As a further preventive measure, VIA began using another lubricant that contained a corrosion inhibitor on the roller bearings of LRC axles.

4.1.2 Interim Recommendations

Further investigation of the axle failures revealed that other factors in addition to corrosion had caused the failures. Therefore, in March 1992, the Board recommended that:

The Department of Transport ensure that all axles on VIA LRC equipment that have not been ultrasonically tested within the past month be removed from service for testing as soon as practicable.

(R92-01, issued March 1992)

The Department of Transport require that the axles of all VIA LRC equipment be ultrasonically tested at intervals not to exceed the average monthly mileage of the LRC fleet to ensure the continuing integrity of the axles.

(R92-02, issued March 1992)

The Department of Transport inform any other operators of equipment employing axles of the design used on LRC equipment of the potential for rapidly propagating fatigue cracks.

(R92-03, issued March 1992)

The Department of Transport require a program of dynamic testing on LRC axles to assess in-service stresses under actual operation conditions.

(R92-04, issued March 1992)

The Department of Transport, in cooperation with VIA, evaluate the adequacy of the current LRC axle design, manufacture, and maintenance, and if necessary, develop a plan for the replacement of all current LRC axles.

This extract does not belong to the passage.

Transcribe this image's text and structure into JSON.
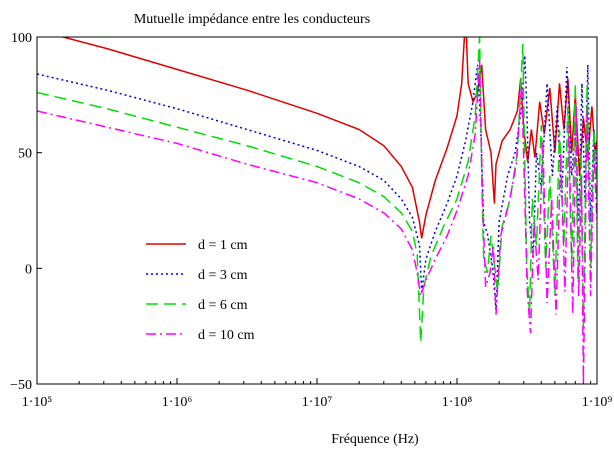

(R92-05, issued March 1992)

VIA immediately took action in line with recommendations R92-01 to R92-04. Following the failure of another axle on 16 March 1992, VIA removed all LRC coaches and club cars from service. VIA subsequently acquired and installed new axles for its LRC fleet and, after research and tests revealed the design of the replacement axle was acceptable, VIA resumed LRC service in April 1992.

4.1.3 In-Service Stress Tests

A TSB Safety Advisory was forwarded in May 1992 alerting Transport Canada to the results of axle in-service stress tests performed by VIA. These tests revealed that wheels with large diameter tread shells were subjecting the axles to high stress loads. The advisory proposed that the one-inch diameter shell condemning limit for wheels on passenger cars be maintained pending finalization of the standard. VIA continues to use the one-inch standard.

4.1.4 Wheel Tread Shells

A survey of VIA equipment revealed that shelled wheels were widespread.

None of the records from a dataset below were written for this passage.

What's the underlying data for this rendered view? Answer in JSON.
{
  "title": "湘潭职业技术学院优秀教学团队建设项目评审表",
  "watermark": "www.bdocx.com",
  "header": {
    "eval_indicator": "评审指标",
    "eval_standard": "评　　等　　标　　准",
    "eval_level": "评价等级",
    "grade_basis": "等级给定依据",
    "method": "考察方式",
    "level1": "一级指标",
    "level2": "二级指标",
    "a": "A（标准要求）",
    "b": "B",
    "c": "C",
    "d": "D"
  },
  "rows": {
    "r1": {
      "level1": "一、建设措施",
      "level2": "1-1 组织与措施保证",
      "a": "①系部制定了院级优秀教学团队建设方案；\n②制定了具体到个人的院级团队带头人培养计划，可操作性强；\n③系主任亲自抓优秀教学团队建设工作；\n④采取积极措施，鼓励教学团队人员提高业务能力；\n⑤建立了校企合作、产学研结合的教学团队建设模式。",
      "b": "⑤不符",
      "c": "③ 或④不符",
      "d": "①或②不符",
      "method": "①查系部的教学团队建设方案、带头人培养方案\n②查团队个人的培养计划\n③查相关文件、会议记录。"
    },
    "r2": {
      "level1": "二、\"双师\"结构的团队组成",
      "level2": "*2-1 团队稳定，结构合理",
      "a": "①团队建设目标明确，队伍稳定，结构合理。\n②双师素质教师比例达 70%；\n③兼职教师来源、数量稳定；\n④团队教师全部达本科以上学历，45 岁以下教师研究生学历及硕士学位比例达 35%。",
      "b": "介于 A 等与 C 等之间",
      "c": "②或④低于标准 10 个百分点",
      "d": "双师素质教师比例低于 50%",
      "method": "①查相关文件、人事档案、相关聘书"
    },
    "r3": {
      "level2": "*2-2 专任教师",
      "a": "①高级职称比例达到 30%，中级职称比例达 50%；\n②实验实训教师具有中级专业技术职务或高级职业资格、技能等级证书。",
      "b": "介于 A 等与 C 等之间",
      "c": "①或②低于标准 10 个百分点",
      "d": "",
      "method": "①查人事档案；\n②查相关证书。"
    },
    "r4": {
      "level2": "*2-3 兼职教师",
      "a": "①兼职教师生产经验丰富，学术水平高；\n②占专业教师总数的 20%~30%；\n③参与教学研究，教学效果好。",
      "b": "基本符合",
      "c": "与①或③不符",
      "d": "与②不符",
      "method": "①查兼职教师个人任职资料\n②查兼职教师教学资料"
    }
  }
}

Forty-three per cent of the wheels surveyed had shells larger than the one-inch condemning limit; seven per cent had eccentric rolling surfaces (radially out-of-round) and eleven per cent of wheel sets had wheels of varying circumferences. VIA concluded that the principal cause of the wheel defects was the improper operation of anti-slide wheel protection devices. Also, there was a belief among employees that shells "work themselves out" when, in fact, wheels with shells aggravated the eccentricity of wheels.

VIA introduced revised inspection procedures and increased audits to ensure that wheels were properly inspected. In addition, a comprehensive review of the anti-slide wheel protection system was conducted, resulting in a reduction in the frequency of tread defects.

4.1.5 Axle Upgrading

Transport Canada has indicated that VIA has taken several measures to upgrade LRC axles. The VIA action includes:

  1. all axles originally in service were tested and only the axles meeting specifications for materials and manufacturing were retained;
  2. a revised wheel tread standard is now under study to determine a possible standard of 3/4 of an inch for wheel shells;
  3. axle stress relief grooves are now protected by rust preventative compounds;
  4. American Association of Railroads and Canadian Standards Association quality assurance programs have been implemented for the manufacturing and maintenance of axles and wheel sets; and
  5. a new axle has been designed with revised impact resistance, surface finish and hub seat design requirements. It has been successfully tested to speeds of 125 mph, using wheels with and without defects.

This report concludes the Transportation Safety Board's investigation into this occurrence. Consequently, the Board, consisting of Chairperson, John W. Stants, and members Gerald E. Bennett, Zita Brunet, the Hon. Wilfred R. DuPont and Hugh MacNeil, authorized the release of this report on 05 January 1995.